Kabir sat at the end of the table. He looked so beautiful. Like all the stars had decided to only shine light on this one mortal and nobody else. Like the flowers elapsed scent only for his call. My heart warmed for him, I hated it I didn’t know why

Mishka followed my glance
“Hey Kabir, Ayat wants to marry you!”

It was a taunt. She knew I couldn’t have him. Kabir only loved Kyra. It was like he couldn’t stop staring at her . I never hated Kyra. I knew it wasn’t her fault he liked her

I felt small.  All the noises in the cafeteria melted and the room grew bigger. I could feel everyone in the room staring at me. All of them sneering on this weird girl who dared to even think to like someone. As if she would even be considered. I cowered my face, I felt guilty. So guilty, that I knew that if there was a jury they’d award me the death sentence and that in itself would be my blessing

Kabir looked at me. He didn’t smile, he didn’t scowl but his eyes narrowed. Like he pitied  me for what I didn’t know.

2:15 pm

I was the last one to walk up to the class. They left me because I was too late to wash my hands because I was holding their bags. I slowly walked up to class. Everyone was staring at me even the middle school students. They hadn’t been in the cafeteria. They must have heard. I lowered my head down and walked faster.
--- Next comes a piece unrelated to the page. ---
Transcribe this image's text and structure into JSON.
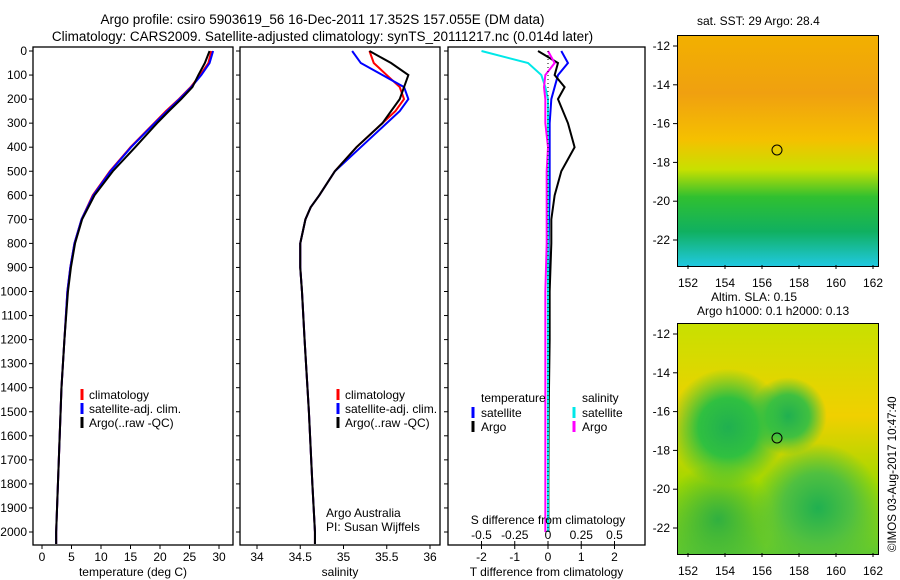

I walked in and Kabir was staring at me like I had sinned. He had a book in his hand. Forget that everyone in the room had a book in their hands. My books. With Mishka's bright bold letters on the top. “KABIR WEDS AYAT". I felt like the room started shaking. Everything just blurred and unblurred. I walked up to mishka. I couldn’t feel myself. It wasn’t even me.
I yelled at her. Words formed on my tongue and I didn’t even recognize them. Let alone remember them. Mishka stilled in her place. She took up a eraser and started erasing every font on every book.

I don’t know what I said but in that moment I realized that anger was my only salvation.